A Zurigo il 24 gennaio 1932, Edith parlò di questa santa. Ne tratteggiò la vita intessuta di carità ardente e operosa, di ascesi cristiana, di serenità, di obbedienza. Elisabetta avrà certamente “alimentato misteriosamente il fuoco d’amore” nell’intimo di Edith, negli anni in cui ancora svolgeva l’attività di insegnante, mentre era fortemente sentito in lei il desiderio di realizzare la sua vocazione carmelitana.

Tutti questi santi e altri ancora, se pur in modo minore, hanno influenzato e plasmato il pensiero e il cuore di santa Teresa Benedetta della Croce e ne hanno modellato l’irripetibile fisionomia spirituale.

2. Novità apportata dall’esperienza di Teresa Benedetta della Croce

Teresa Benedetta è tra le più interessanti figure del nostro secolo travagliato. “Ella possiede una forte personalità scientifica e pertanto la teoria è sempre presente nei suoi scritti. Però questa concettualizzazione è riflesso e fonte della sua vita. Precisamente perché il suo vivere ha raggiunto queste cime della perfezione che si identificano con la configurazione a Cristo, la sua vita e il suo pensiero cristologico sono un “modello” della cristologia per il cristiano di oggi”.

Ella è una donna completa, come poche: ha intelligenza, intuizione, bontà di cuore, comprensione, sensibilità, tenerezza. Attraversa le fasi più difficili del suo tempo, martoriato da due guerre mondiali, e incontra infine se stessa, il proprio io in Dio.

Punto focale della sua esperienza, che illumina tutta la sua esistenza e le dà una nuova ed elevante prospettiva e direzione, è la scoperta di Dio, verità assoluta. Un’esperienza di Dio che parte dall’intimo. Dalla conversione in poi intesse un rapporto personalissimo di comunione e di amicizia con Gesù Cristo Dio. All’interno di questo rapporto creativo risolve evangelicamente tutto quanto si presenta a lei nella quotidianità dell’esistenza.
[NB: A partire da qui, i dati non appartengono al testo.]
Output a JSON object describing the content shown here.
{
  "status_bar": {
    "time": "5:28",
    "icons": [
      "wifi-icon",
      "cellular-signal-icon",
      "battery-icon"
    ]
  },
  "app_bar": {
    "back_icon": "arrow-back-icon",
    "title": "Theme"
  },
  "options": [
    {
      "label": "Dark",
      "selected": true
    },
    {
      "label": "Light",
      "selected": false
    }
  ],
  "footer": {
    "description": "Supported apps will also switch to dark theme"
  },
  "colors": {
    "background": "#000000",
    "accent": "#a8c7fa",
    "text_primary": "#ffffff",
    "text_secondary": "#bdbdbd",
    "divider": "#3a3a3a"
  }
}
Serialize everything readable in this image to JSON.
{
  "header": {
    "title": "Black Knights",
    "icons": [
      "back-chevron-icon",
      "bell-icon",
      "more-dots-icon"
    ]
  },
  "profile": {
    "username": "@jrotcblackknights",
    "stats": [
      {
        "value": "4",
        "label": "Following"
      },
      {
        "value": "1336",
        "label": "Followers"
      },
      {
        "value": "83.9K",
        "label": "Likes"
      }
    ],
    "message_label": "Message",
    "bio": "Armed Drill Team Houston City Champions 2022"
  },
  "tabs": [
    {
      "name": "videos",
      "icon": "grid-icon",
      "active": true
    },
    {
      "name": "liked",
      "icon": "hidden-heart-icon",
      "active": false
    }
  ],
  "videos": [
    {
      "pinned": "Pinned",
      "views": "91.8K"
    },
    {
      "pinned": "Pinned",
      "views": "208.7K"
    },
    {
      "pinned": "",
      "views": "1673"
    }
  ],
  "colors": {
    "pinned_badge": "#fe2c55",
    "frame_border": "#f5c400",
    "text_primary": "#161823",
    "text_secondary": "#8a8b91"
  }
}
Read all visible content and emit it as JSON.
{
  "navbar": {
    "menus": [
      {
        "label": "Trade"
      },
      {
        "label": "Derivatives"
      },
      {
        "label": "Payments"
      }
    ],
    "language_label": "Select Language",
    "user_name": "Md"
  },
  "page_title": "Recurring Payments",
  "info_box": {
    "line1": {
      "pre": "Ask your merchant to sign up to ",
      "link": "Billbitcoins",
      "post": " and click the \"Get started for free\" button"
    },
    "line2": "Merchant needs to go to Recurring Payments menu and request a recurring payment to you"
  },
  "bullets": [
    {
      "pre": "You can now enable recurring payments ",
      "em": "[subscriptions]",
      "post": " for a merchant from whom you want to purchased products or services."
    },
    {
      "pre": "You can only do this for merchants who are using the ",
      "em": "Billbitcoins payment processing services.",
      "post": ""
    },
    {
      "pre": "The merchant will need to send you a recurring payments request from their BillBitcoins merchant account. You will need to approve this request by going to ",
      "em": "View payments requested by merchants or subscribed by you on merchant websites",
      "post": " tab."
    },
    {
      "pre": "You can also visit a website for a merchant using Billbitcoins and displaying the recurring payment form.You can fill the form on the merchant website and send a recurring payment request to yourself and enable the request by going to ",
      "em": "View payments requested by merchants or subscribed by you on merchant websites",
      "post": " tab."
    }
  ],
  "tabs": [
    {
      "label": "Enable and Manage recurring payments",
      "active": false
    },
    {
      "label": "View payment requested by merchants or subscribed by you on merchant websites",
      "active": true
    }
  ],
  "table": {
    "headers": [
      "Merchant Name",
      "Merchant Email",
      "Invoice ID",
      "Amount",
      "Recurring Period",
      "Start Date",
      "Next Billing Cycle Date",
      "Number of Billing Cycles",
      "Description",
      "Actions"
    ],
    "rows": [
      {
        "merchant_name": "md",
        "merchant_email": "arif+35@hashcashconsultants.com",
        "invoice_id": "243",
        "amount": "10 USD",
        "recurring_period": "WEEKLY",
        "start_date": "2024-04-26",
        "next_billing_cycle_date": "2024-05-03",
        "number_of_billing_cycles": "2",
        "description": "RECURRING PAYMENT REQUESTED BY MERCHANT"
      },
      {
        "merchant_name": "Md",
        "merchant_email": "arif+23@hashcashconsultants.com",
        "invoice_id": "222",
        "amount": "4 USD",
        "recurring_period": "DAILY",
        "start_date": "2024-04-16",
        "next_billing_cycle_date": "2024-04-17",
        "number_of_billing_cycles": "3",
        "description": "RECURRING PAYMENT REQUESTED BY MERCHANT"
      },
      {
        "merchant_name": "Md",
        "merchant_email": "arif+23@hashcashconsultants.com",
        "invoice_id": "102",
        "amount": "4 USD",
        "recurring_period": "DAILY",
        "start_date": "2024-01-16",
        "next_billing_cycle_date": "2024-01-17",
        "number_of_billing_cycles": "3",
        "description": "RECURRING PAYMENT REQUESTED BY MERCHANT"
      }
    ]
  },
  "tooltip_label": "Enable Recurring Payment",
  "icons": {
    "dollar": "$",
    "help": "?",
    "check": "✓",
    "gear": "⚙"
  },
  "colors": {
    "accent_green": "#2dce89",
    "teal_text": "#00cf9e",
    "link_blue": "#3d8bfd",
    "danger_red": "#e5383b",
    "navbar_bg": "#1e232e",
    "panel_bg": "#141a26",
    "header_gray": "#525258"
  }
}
Si lascia amare dal Signore e riceve questo amore che si trasforma, per sua volontà decisa, in dono reciproco. In dono sponsale. Si apre totalmente alle effusioni d’amore di Dio-Trinità.

“L’amore è in ultima analisi dono del proprio essere e identificazione con l’amato”.

Una vita altamente teologale, quella di Teresa Benedetta, vissuta nella ricchezza del mistero pasquale. In tal senso la chiave della sua spiritualità è da ricercarsi nel dinamismo donato dalla fede-carità-speranza, che la porta all’essenziale e le permette di vivere in dimensioni sempre più ampie e consolanti.

Dio, presente e vicino, ma pure avvolto nel mistero, cammina con lei e non le fa mai mancare le indicazioni della strada da seguire.

Ella lo conosce con la stessa luce di Dio: la Rivelazione. Attraverso la Parola rivelata l’Essere eterno le si dona e la illumina nella via terrena, che dalla croce conduce alla gloria.

Qual è il mezzo che la guida alla più stretta somiglianza con l’Amato? Ovviamente la Croce, che l’ha condotta alla più alte cime.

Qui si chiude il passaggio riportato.